The five-member advisory panel appointed by Obama recommended significant limits on the NSA, targeting some of its most controversial practices, such as suggesting an end to collection of all Americans’ phone records. That recommendation is largely cosmetic since the government could choose to transfer data storage to private companies by mandating they maintain five years of customer records. In response to the diplomatic fallout from revelations, the panel also recommended that the decision to spy on foreign leaders should be subjected to intense scrutiny with consequences for abuses. There is clear disparity among federal judges and the executive branch of the US government regarding surveillance practices. The final verdict on the NSA’s programmes will inevitably be delayed until an ultimate ruling by the US Supreme Court.
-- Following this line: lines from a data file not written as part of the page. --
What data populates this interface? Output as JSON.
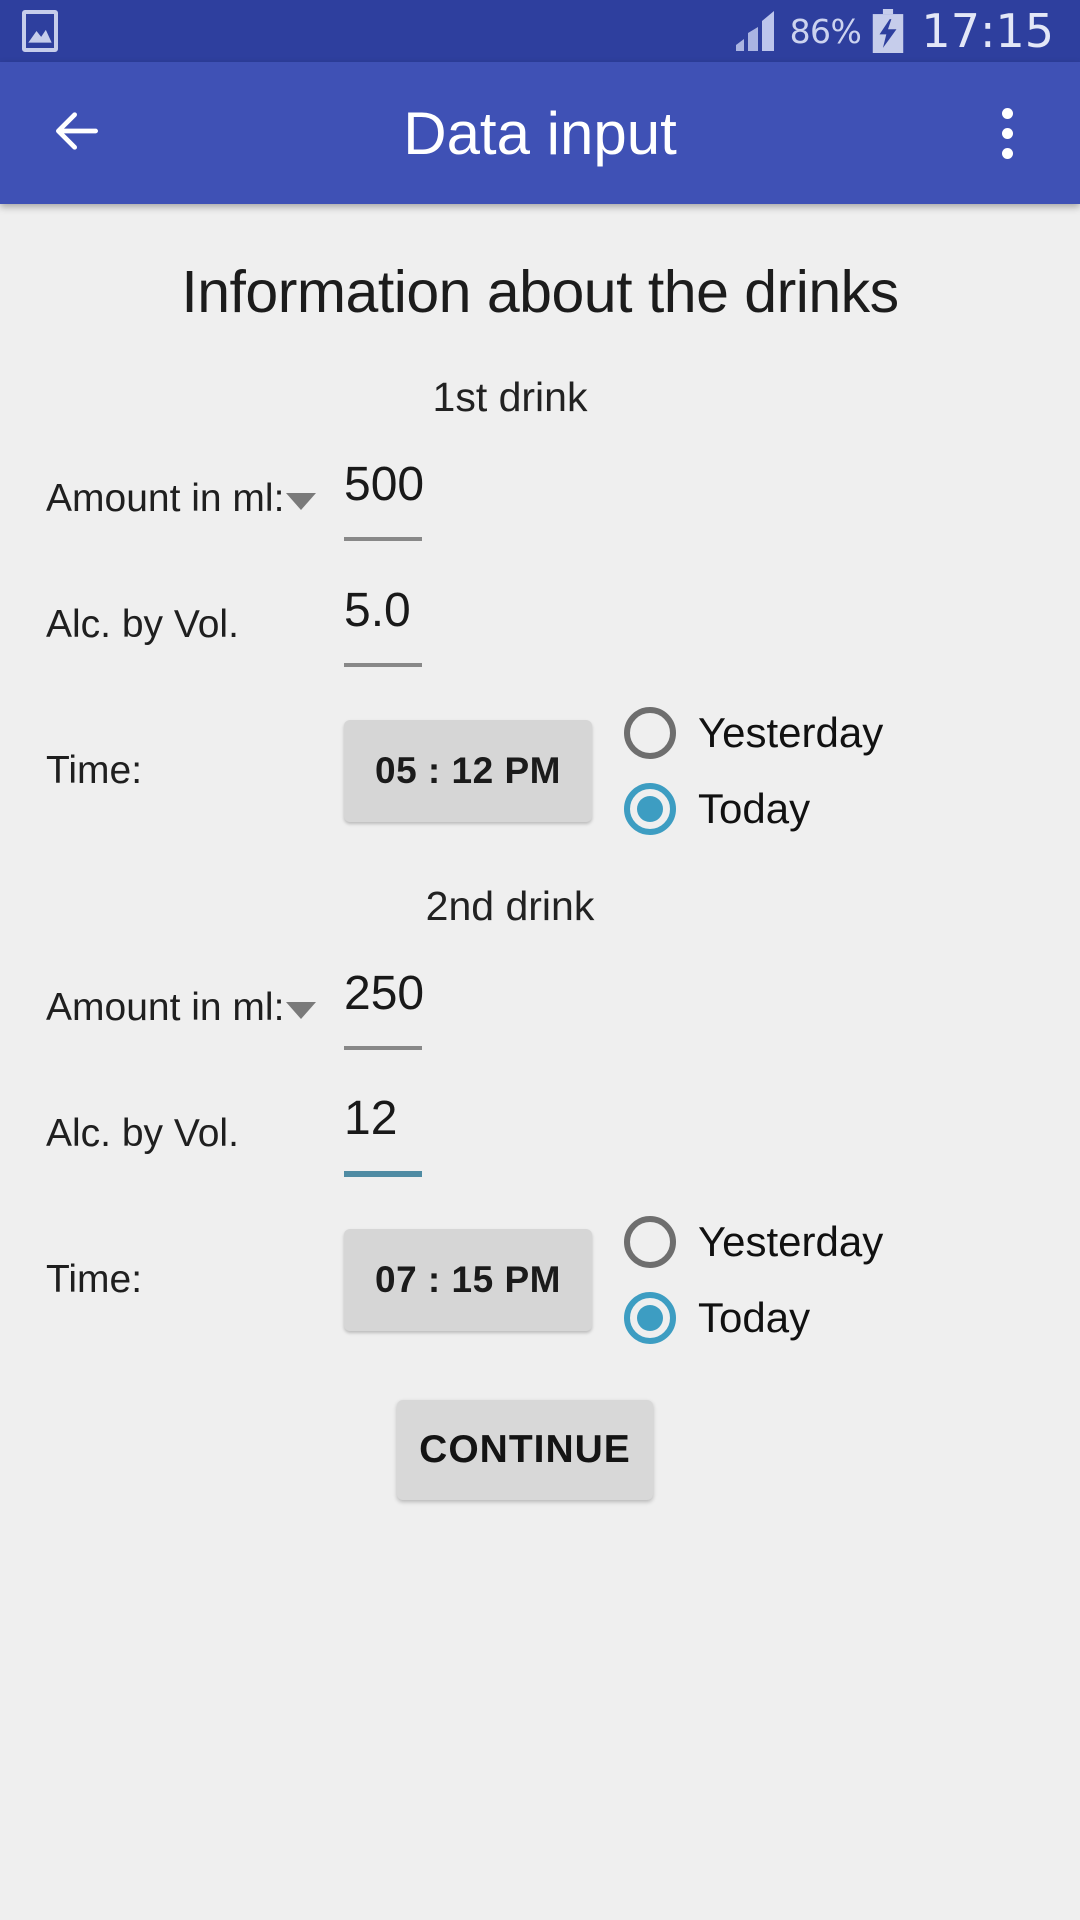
{
  "status_bar": {
    "photo_icon": "photo-icon",
    "signal_icon": "signal-icon",
    "battery_percent": "86%",
    "battery_icon": "battery-charging-icon",
    "clock": "17:15"
  },
  "app_bar": {
    "back_icon": "back-arrow-icon",
    "title": "Data input",
    "overflow_icon": "overflow-menu-icon"
  },
  "main": {
    "page_heading": "Information about the drinks",
    "drinks": [
      {
        "heading": "1st drink",
        "amount_label": "Amount in ml:",
        "amount_value": "500",
        "amount_focused": false,
        "alc_label": "Alc. by Vol.",
        "alc_value": "5.0",
        "alc_focused": false,
        "time_label": "Time:",
        "time_value": "05 : 12 PM",
        "day_options": [
          "Yesterday",
          "Today"
        ],
        "day_selected": "Today"
      },
      {
        "heading": "2nd drink",
        "amount_label": "Amount in ml:",
        "amount_value": "250",
        "amount_focused": false,
        "alc_label": "Alc. by Vol.",
        "alc_value": "12",
        "alc_focused": true,
        "time_label": "Time:",
        "time_value": "07 : 15 PM",
        "day_options": [
          "Yesterday",
          "Today"
        ],
        "day_selected": "Today"
      }
    ],
    "continue_label": "CONTINUE"
  },
  "colors": {
    "status_bar": "#2e3f9e",
    "app_bar": "#3f51b5",
    "background": "#efefef",
    "accent_radio": "#3d9dc2",
    "focused_underline": "#4f8ba3",
    "button_face": "#d6d6d6"
  }
}
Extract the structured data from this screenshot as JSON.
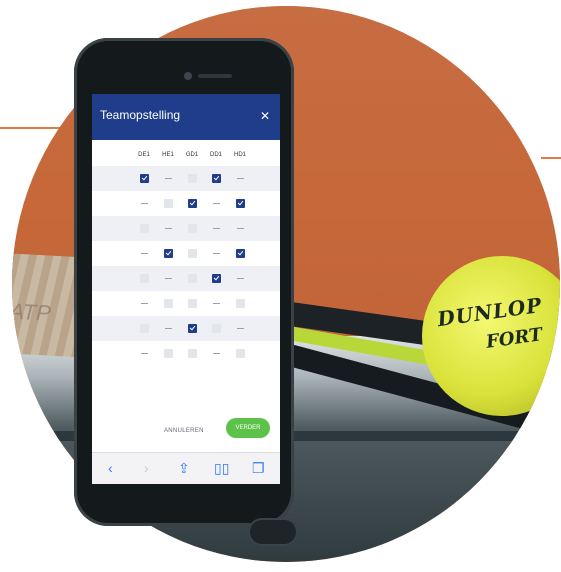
{
  "app": {
    "title": "Teamopstelling",
    "close_icon": "close-icon"
  },
  "columns": [
    "DE1",
    "HE1",
    "GD1",
    "DD1",
    "HD1"
  ],
  "grid": [
    [
      "checked",
      "dash",
      "empty",
      "checked",
      "dash"
    ],
    [
      "dash",
      "empty",
      "checked",
      "dash",
      "checked"
    ],
    [
      "empty",
      "dash",
      "empty",
      "dash",
      "dash"
    ],
    [
      "dash",
      "checked",
      "empty",
      "dash",
      "checked"
    ],
    [
      "empty",
      "dash",
      "empty",
      "checked",
      "dash"
    ],
    [
      "dash",
      "empty",
      "empty",
      "dash",
      "empty"
    ],
    [
      "empty",
      "dash",
      "checked",
      "empty",
      "dash"
    ],
    [
      "dash",
      "empty",
      "empty",
      "dash",
      "empty"
    ]
  ],
  "actions": {
    "cancel_label": "ANNULEREN",
    "next_label": "VERDER"
  },
  "browser_icons": [
    "back-icon",
    "forward-icon",
    "share-icon",
    "bookmarks-icon",
    "tabs-icon"
  ],
  "scene": {
    "ball_brand_line1": "DUNLOP",
    "ball_brand_line2": "FORT",
    "handle_text": "ATP"
  },
  "colors": {
    "header": "#1f3d8a",
    "accent_green": "#5cc24a",
    "wall": "#c76d43"
  }
}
Pressure on the current US administration is not only coming from American and foreign individuals, US technology companies have also become vociferous, likely due in part to real or perceived damage to profitability. Documents provided by Edward Snowden show that the NSA deliberately undermines cryptography by making agreements with companies that allow a back-door into their systems, essentially making security less effective. After profits were threatened, executives from technology companies told Obama that the NSA’s imposition into their networks was harming the US information economy.
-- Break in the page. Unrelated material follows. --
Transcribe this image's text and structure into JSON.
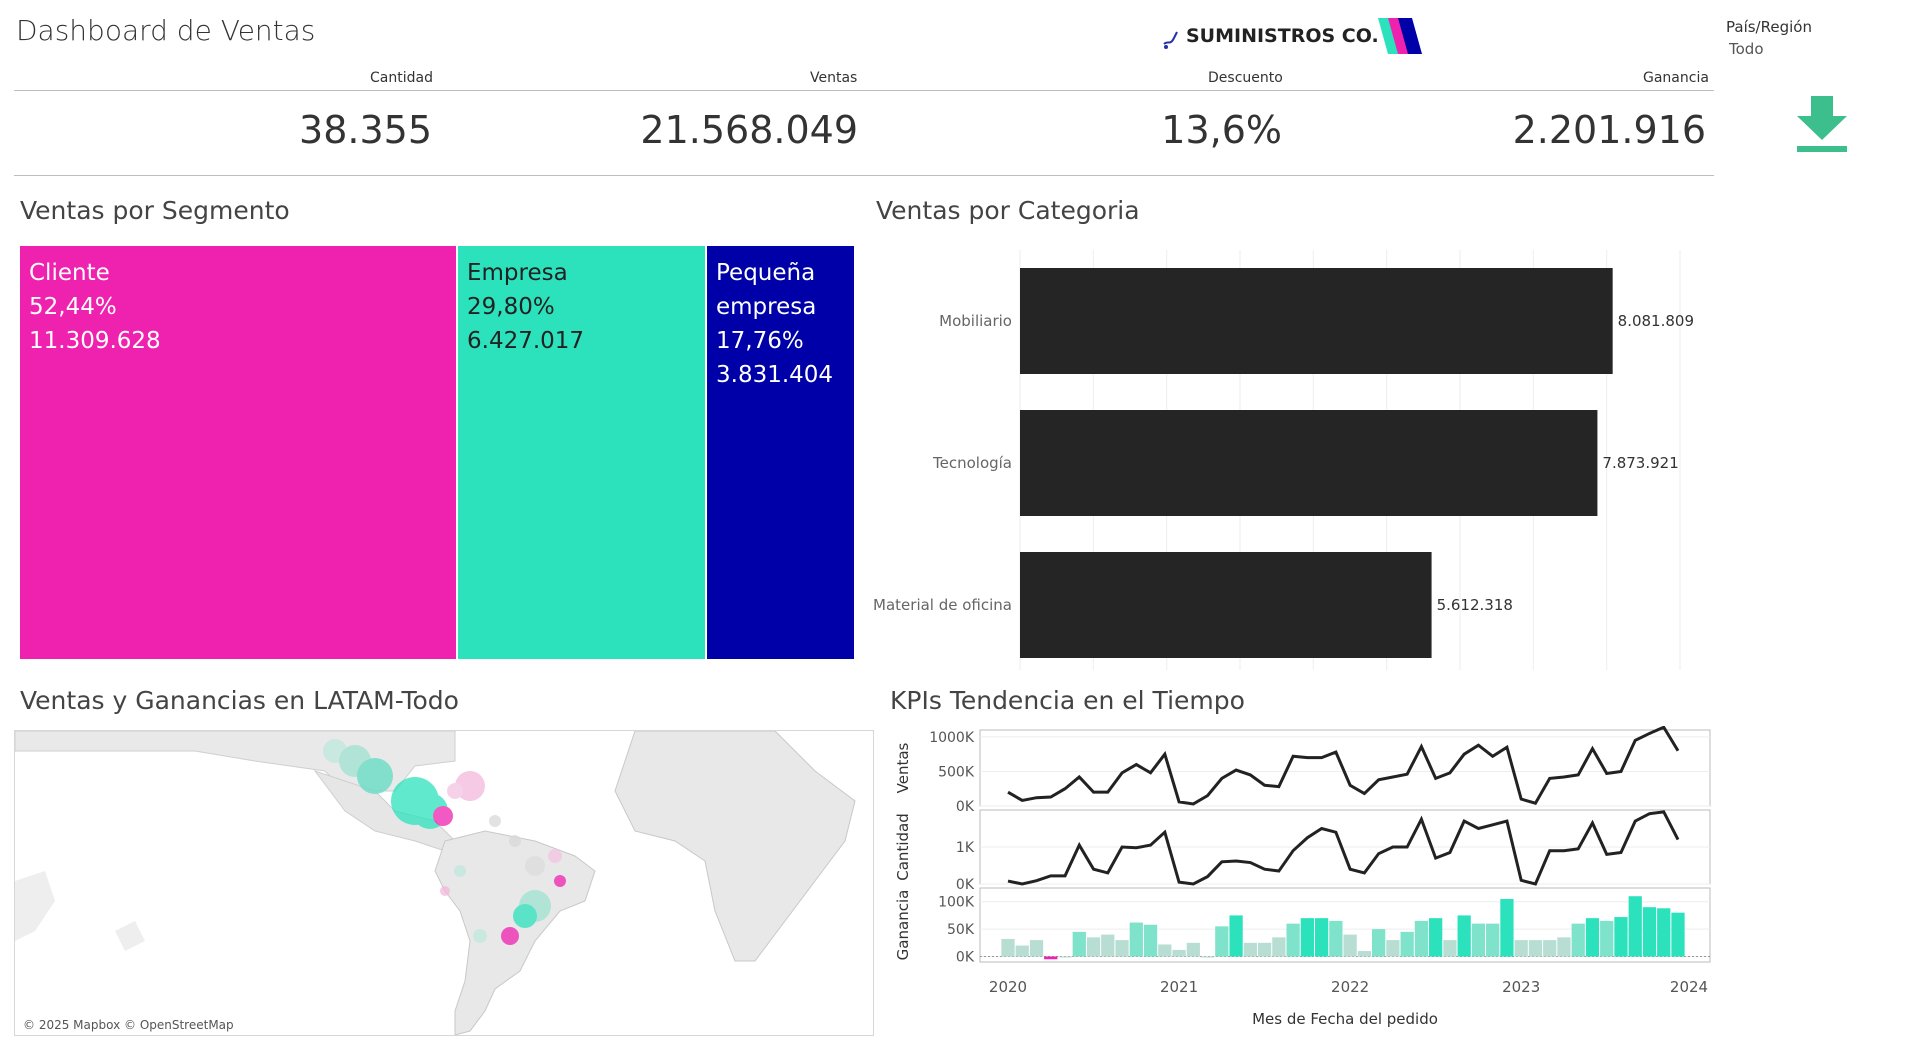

Snowden’s motives have been welcomed by some, attacked by others, but the truth is that the unchecked mass surveillance by the NSA needs to be debated in public. Secret oversight by the US Congress and the Foreign Intelligence Surveillance Court has, in effect, resulted in no oversight while the public was kept in the dark. The director of the NSA admitted to having made a misleading statement when he told Congress that the agency does not collect data on millions of Americans. Thanks to Snowden’s revelations, the veil was lifted and this debate is finally in the open. Is the American public willing to sacrifice its constitutional right of privacy for unproven security assurances? In 1759, Benjamin Franklin stated: “Those who would give up essential liberty to purchase a little temporary safety deserve neither liberty nor safety.” More recently, an intelligence review following the Watergate revelations cautioned: “In an era where the technological capability of government relentlessly increases, we must be wary about the drift toward ‘Big Brother Government’.” The Church committee stressed that “the potential for abuse is awesome”. That was in 1976.